The rain stopped as suddenly as it had begun, a tap turned off, and in an instant bare black feet had churned the area round the market into a quagmire. The sun’s heat was filtering through, burning up the thin veil of cloud that was now so low that the futher shore of the Passage was hidden from my sight. The dirt road, running straight as a sword through endless plantations, was a brown slash of steaming mud, out of which strange shapes emerged as villagers bringing woven mat baskets of produce in to market.
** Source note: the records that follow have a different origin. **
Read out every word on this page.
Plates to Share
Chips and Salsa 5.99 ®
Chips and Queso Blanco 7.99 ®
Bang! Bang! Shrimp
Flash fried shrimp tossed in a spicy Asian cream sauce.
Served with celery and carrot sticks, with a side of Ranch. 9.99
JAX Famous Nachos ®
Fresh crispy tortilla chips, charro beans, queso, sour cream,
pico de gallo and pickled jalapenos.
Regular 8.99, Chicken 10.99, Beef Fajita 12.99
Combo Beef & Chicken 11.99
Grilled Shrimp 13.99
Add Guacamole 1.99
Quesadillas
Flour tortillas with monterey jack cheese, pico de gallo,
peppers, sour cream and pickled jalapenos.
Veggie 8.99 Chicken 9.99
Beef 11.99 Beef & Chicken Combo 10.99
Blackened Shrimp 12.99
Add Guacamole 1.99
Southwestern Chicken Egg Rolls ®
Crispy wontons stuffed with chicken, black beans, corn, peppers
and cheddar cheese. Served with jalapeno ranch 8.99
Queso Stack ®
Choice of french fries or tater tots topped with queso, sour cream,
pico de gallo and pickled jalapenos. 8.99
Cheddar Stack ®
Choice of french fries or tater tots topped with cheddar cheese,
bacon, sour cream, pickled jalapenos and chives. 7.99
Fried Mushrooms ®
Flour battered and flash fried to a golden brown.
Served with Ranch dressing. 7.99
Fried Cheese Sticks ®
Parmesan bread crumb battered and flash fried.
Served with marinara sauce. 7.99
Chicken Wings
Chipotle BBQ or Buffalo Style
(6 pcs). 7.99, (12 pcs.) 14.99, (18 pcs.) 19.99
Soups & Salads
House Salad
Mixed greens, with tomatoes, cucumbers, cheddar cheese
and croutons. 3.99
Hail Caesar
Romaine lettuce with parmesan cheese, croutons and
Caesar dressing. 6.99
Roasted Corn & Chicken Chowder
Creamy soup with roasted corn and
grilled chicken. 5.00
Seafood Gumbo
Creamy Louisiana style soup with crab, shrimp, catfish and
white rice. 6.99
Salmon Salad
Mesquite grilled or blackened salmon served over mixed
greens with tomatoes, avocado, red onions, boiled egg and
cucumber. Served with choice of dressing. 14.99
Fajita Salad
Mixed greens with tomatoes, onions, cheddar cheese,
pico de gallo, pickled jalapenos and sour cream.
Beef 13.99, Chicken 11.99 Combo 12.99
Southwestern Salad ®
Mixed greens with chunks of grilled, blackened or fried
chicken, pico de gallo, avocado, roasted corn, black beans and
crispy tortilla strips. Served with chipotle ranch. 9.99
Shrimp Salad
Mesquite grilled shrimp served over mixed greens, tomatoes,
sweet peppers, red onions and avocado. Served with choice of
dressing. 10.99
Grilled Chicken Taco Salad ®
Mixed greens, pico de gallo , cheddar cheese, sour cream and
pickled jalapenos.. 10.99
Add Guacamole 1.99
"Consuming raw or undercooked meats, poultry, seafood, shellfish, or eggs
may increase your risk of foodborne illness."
I bought some bananas and ate them, wandering round the concrete display counters — so much colour, so much ripe fruit, so many bare breasts — and then the nun came and spoke to me. They had heard on the radio that a Ruling Council had been formed in Kieta and Daniel Sapuru had been elected first President of the Republic of Bougainville-Buka. Was I off the tug? Did I know Mr Holland? Could I give her any more detailed information?